Dünyanın, insan icadı baskısı gittikçe ağırlaşan, bulutları kararan, sarsıntıları şiddetlenen gerçeklerini bir süre kapının dışında tutmak için.
Dedelerimizin dedelerinin ve onların dedelerinin, ta ilk dedeye kadar uzanan zamanlarda kurulan, bugün elbirliğiyle hayatta tuttuğumuz, adına “modern hayat” dediğimiz, bir gerçek yarattık.
Herkes bu gerçeğin bir aktörü, hiç kimse ondan hoşnut değil, hemen hemen hiç kimse değiştirmek için bir şey yapmıyor.
İnsandan başka, gerçeklerden kaçmak isteyen bir başka canlı var mı?
Avlanan, kesilen, evleri yok edilen kuşlar, balıklar, hayvanlar ve bilumum canlılar için de gerçek hoşdeğil.
Onlar da o gerçekten kaçmak istemeli.
Hem de insandan daha sık ve daha büyük süratle.
Ama istiyorlar mı? Kaçabiliyorlar mı? Hatta gerçeğin onlar için gittikçe değiştiğinin, kısıtlayıcı ve yok edici olduğunun, farkındalar mı?
Bu soruların cevabı bilinmiyor.
Amerika’da bir kuruluş. Kainatta yalnız mıyız değil miyiz onu öğrenmek için kuruldu.
Yeryüzü dışında var olabilecek akıllı yaratıkların, yolladıkları veya çıkardıkları sinyalleri yakalamaya çalışıyor 1970’lerden beri.
Ama böyle bir sinyali tespit etseler bile sinyal olduğunu veya ne anlama geldiğini anlayabilecekler mi?
Yanı başında yaşayan hayvanların ne düşündüğü hakkında en ufak fikri olmayan insan, bir uzay yaratığını nasıl anlayacak?
Çocukluğumdan beri sinemayı severim. Lisede, üç ayrılmaz arkadaş, Andız, Galfa ve ben, Lefkoşa’nın Rum tarafındaki Atheneon Sineması’na gider, harika filmler izlerdik.

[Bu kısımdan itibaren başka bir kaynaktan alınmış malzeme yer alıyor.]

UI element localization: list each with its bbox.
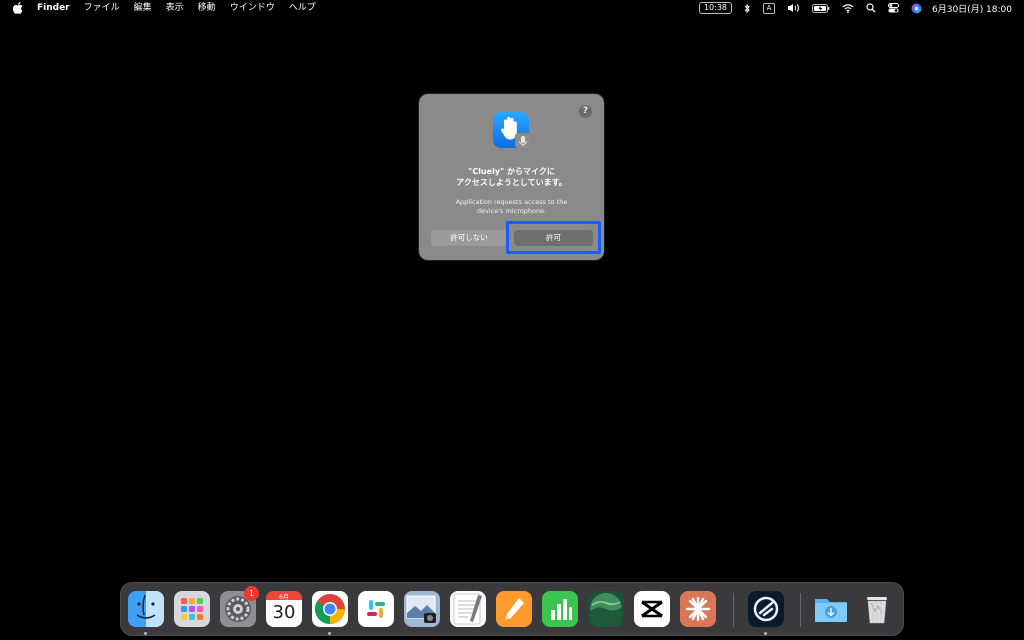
dock-macos-installer-icon[interactable] [588,591,624,631]
menu-app-finder[interactable]: Finder [37,0,70,16]
dialog-title-line: アクセスしようとしています。 [456,178,567,187]
dialog-message-line: device's microphone. [476,207,547,215]
notification-badge: 1 [244,586,259,601]
dock-app-icon[interactable] [748,591,784,627]
menu-window[interactable]: ウインドウ [230,0,275,16]
dock-capcut-icon[interactable] [634,591,670,627]
dock-downloads-folder-icon[interactable] [813,591,849,627]
spotlight-search-icon[interactable] [866,0,876,16]
calendar-day: 30 [272,602,296,623]
microphone-permission-dialog: ? "Cluely" からマイクに アクセスしようとしています。 Applica… [419,94,604,260]
menu-go[interactable]: 移動 [198,0,216,16]
allow-button[interactable]: 許可 [514,230,593,246]
dock-claude-icon[interactable] [680,591,716,627]
dock-preview-icon[interactable] [404,591,440,627]
dock-launchpad-icon[interactable] [174,591,210,627]
dock-trash-icon[interactable] [859,591,895,627]
app-icon [493,112,532,150]
bluetooth-icon[interactable] [744,0,751,16]
apple-menu-icon[interactable] [13,2,23,14]
dialog-title-line: "Cluely" からマイクに [468,167,555,176]
dialog-message: Application requests access to the devic… [419,198,604,216]
menu-help[interactable]: ヘルプ [289,0,316,16]
dialog-title: "Cluely" からマイクに アクセスしようとしています。 [419,166,604,188]
battery-icon[interactable] [812,0,830,16]
dock-textedit-icon[interactable] [450,591,486,627]
control-center-icon[interactable] [888,0,899,16]
dock-calendar-icon[interactable]: 6月 30 [266,591,302,627]
menu-view[interactable]: 表示 [166,0,184,16]
menu-bar-status: 10:38 A 6月30日(月) 18:00 [687,0,1012,16]
menu-bar-left: Finder ファイル 編集 表示 移動 ウインドウ ヘルプ [0,0,330,16]
dock-slack-icon[interactable] [358,591,394,627]
dock-finder-icon[interactable] [128,591,164,627]
help-button[interactable]: ? [579,105,592,118]
menu-bar: Finder ファイル 編集 表示 移動 ウインドウ ヘルプ 10:38 A 6… [0,0,1024,16]
dock-numbers-icon[interactable] [542,591,578,627]
siri-icon[interactable] [911,0,922,16]
dialog-message-line: Application requests access to the [455,198,568,206]
input-source-label: A [763,2,775,14]
dock-separator [800,593,801,627]
dock-chrome-icon[interactable] [312,591,348,627]
running-indicator [328,632,331,635]
menu-edit[interactable]: 編集 [134,0,152,16]
dock: 1 6月 30 [120,582,904,636]
desktop: Finder ファイル 編集 表示 移動 ウインドウ ヘルプ 10:38 A 6… [0,0,1024,640]
calendar-month: 6月 [279,594,289,601]
volume-icon[interactable] [787,0,800,16]
dock-pages-icon[interactable] [496,591,532,627]
menu-file[interactable]: ファイル [84,0,120,16]
input-source-indicator[interactable]: A [763,0,775,16]
wifi-icon[interactable] [842,0,854,16]
screen-time-indicator[interactable]: 10:38 [698,0,732,16]
deny-button[interactable]: 許可しない [431,230,507,246]
running-indicator [764,632,767,635]
dock-separator [733,593,734,627]
running-indicator [144,632,147,635]
menu-clock[interactable]: 6月30日(月) 18:00 [932,2,1012,15]
screen-time-label: 10:38 [698,2,732,14]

Alfred Hitchcock’un şimdi klasik olan Vertigo’sunu yeni gösterime girdiğinde orada izlemiştik.
O günlerden beri film bağımlısıyım.
Salondaki raflarımda binden fazla orijinal DVD var.
Gençliğimde, film izlemek için senede dört beş defa Londra’ya giderdim.
Nuri Bilge Ceylan, Paolo Sorrentino, Andrey Zvyagintsev, Pablo Larraín, Asghar Farhadi, Abbas Kiarostami gibi yönetmenlerin yeni filmlerini sabırsızlıkla beklerim.
Station Agent, Sideways, Festen, Under the Sun, The Return, The Great Beauty, Mevsimler gibi senede bir defa yeniden izlediğim birçok favori filmim var.
Ama kaliteli filmler ve yönetmenler insanı dünyanın gerçeklerinden uzaklaştırmaz, tersine o gerçeklerin içine çeker.
Afyonum olanlar televizyon dizileridir.
Diziler kalitesiz ama eğlendiricidir demek istemiyorum. Killing, The Bridge, Wire, Spiral, Fargo, True Detective, Homeland gibi diziler, iyi filmlerle rahatlıkla boy ölçüşebilir. Hollywood’un son yıllarda yaptığı en kaliteli işler arasında birçok dizi var.
Dizileri televizyondan değil DVD’den izlerim. İlk izlediğim ve tiryakiliğimi başlatan The Sopranos dizisi oldu. Belki bu uzun kış gecelerinin birinde yeniden izlerim.
Kaça kaça nereye gidecek insan?
Filmlerin ötesinde, insana sadece bilgisayar içinde var olan bir gerçeği yaşatmayı amaçlayan Sanal Gerçeklik (Virtual Reality) ve Yapay Zeka (Artificial Intelligence), yani robotlar var. İkisi de “afyon” olarak daha hazır değil ama olmalarına çok uzun zaman kaldığını sanmıyorum.
“Şömineyi yakıyorum, koltuğa uzanıyorum, robot sevgilim kucağımda film izliyorum,” gibi cümlelerin yazılacağı günler pek uzak değil.
O zaman şömineyi yakmaya gerek kalacak mı? Belki insan kaloriferli bir robot ısmarlayıp ısınma derdinden kurtulur.
Ama ateş sadece ısınma için değil. Belki o kalır.